Nonfiction: Off to War

This compelling book is a series of interviews with kids whose parents are in the military. Kids aged 5-17 talk honestly about how their parents' job has shaped their family life, and how they feel about their missing parent.
The stories give great insight into the lives of military kids, and show how some families cope with the absence of a parent...and some don't. Every kid has tips and tricks that they use to fight loneliness when their parent is away, and advice on how to welcome back a parent who is returning from war. It's clear that most kids have a deep respect for their parent's job and dedication, even while they are uniformly uncertain about the military's goals in Iraq and Afghanistan.
The common theme is that all kids, both Canadian and American, miss their parent, and worry about their safety. There is always strain on the family when their parent is away, and many kids (but not all) vehemently state that they will find a civillian career when they grow up.
This is an interesting and unusual look at the effect of war on those left behind. It's an excellent tool for families or classes that want to consider the impact of war, and talk about the value of fighting for a cause. Author Deborah Ellis has written many books focusing on the wars in Afghanistan and Iraq, and her focus is always on the experience of the kids who get caught in the middle.
Grades 5-9
Click here to check out the Port Moody Public Library's catalogue.

Tuesday, May 19, 2009

Realistic Fiction: Cookie

Cookie is the story of plain, timid Beaty Cookson. Beauty is a kind and ordinary girl with a lovely mother; however, she wishes that her life were different.

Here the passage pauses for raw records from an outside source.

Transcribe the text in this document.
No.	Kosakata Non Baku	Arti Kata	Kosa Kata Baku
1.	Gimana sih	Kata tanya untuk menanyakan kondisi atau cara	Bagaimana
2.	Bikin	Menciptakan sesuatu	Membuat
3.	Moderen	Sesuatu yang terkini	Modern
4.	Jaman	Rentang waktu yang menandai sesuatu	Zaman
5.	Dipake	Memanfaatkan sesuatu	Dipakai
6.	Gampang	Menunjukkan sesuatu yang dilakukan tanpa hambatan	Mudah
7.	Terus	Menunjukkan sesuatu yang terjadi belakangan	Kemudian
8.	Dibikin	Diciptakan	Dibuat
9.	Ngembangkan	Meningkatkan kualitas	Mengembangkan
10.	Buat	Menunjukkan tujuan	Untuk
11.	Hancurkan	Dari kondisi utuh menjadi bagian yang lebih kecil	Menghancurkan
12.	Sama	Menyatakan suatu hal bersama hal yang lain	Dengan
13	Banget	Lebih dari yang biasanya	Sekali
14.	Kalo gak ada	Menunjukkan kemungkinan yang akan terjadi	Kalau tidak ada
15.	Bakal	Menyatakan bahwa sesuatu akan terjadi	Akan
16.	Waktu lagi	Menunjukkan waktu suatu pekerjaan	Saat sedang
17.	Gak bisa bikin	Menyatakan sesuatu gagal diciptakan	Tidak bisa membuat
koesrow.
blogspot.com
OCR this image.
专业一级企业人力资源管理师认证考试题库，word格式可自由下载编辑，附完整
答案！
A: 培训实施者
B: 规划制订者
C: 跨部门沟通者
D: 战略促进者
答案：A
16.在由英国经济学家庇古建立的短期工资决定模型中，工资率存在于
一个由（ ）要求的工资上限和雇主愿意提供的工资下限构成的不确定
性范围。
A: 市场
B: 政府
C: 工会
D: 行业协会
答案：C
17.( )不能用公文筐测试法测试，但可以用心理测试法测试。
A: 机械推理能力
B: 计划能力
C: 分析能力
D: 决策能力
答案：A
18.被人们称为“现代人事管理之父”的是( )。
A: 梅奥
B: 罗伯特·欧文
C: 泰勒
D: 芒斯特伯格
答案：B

Beauty goes to a snotty private school, where all the girls think her name is ridiculous. Instead of calling her Beauty, the call her Ugly. Even worse, Beauty's dad can't seem to control his hurtful criticisms and uncontrolled rages. Even the smallest thing can set him off into a storm of shouting. Beauty and her mother try to placate him, but it becomes clear that nothing can make him accept his family as their imperfect selves. Together they discover a new hobby - baking cookies - and a new, better nickname is born.

When Beauty's dad spins out of control during her disastrous birthday party, Beauty's mom is ready to take the reins, and make a new life for herself and her daughter. This book addresses tough issues, like anger and family breakup, but it does it in a sweet and respectful way that gives hope rather than dread. You can't help but love Beauty and her mother, and author Jacqueline Wilson resists the temptation to demonize the angry father. I'm sure this charming book will be up for an award in the next year or two!